Mas foi realmente em 1954 que a coisa ficou feia, com a publicação do famigerado “A Sedução do Inocente”, do mesmo autor que publicara aqueles dois artigos anos antes. O que aconteceu é que Wertham, percebendo que seus piores pacientes eram leitores de quadrinhos, deduziu que eram estes que estavam levando os jovens à delinqüência (o que, para a época, seria mais ou menos o mesmo que hoje em dia um psiquiatra resolver dizer que os piores pacientes dele jogam vídeo-game e por isso os games são a causa do problema deles). Somando a isso, a criação de uma audiência do congresso americano sobre delinqüência juvenil, altamente divulgada na imprensa e que acabou colocando os quadrinhos em sua mira, fez com que a indústria estremecesse, prejudicando distribuidoras de quadrinhos e colocando editoras fora do negócio. Estava criado o Comics Code Authority, selo que serviria como ferramenta para regulamentar o que podia e o que não podia ser colocado em uma história em quadrinhos (assunto sobre o qual me estenderei em postagens futuras).

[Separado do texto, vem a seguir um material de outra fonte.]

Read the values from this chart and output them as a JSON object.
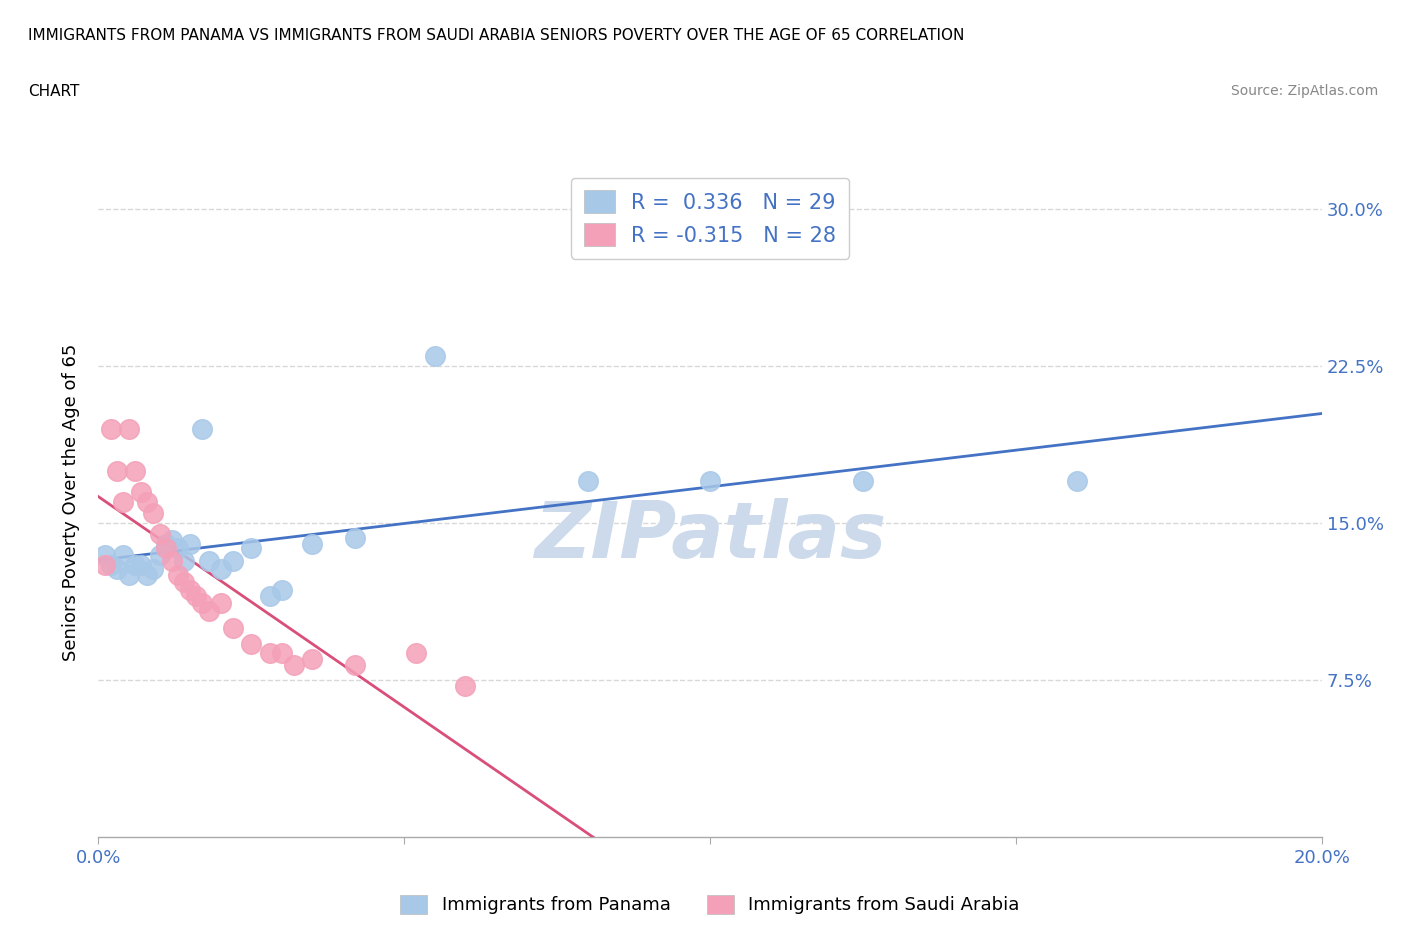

Willian Gaines e a EC Comics foram provavelmente os maiores prejudicados, já que eventualmente o selo passou a ser o que os perseguidores dos quadrinhos queriam: uma arma para censurar tudo o que eles quisessem. E o “tudo o que eles quisessem” era bastante abrangente e incluía situações absurdas, como a proibição do uso das palavras “horror”, “terror” e “weird” (algo como “esquisito”, “estranho”, em tradução livre) nas capas de qualquer comic. Quando, por conta disso, distribuidores se recusaram a distribuir muitas das revistas da EC (algumas inclusive das mais famosas e vendáveis), Gaines encerrou a publicação de suas 3 revistas de terror e seus dois títulos “SuspenStory”. Tudo isso ainda em 1954.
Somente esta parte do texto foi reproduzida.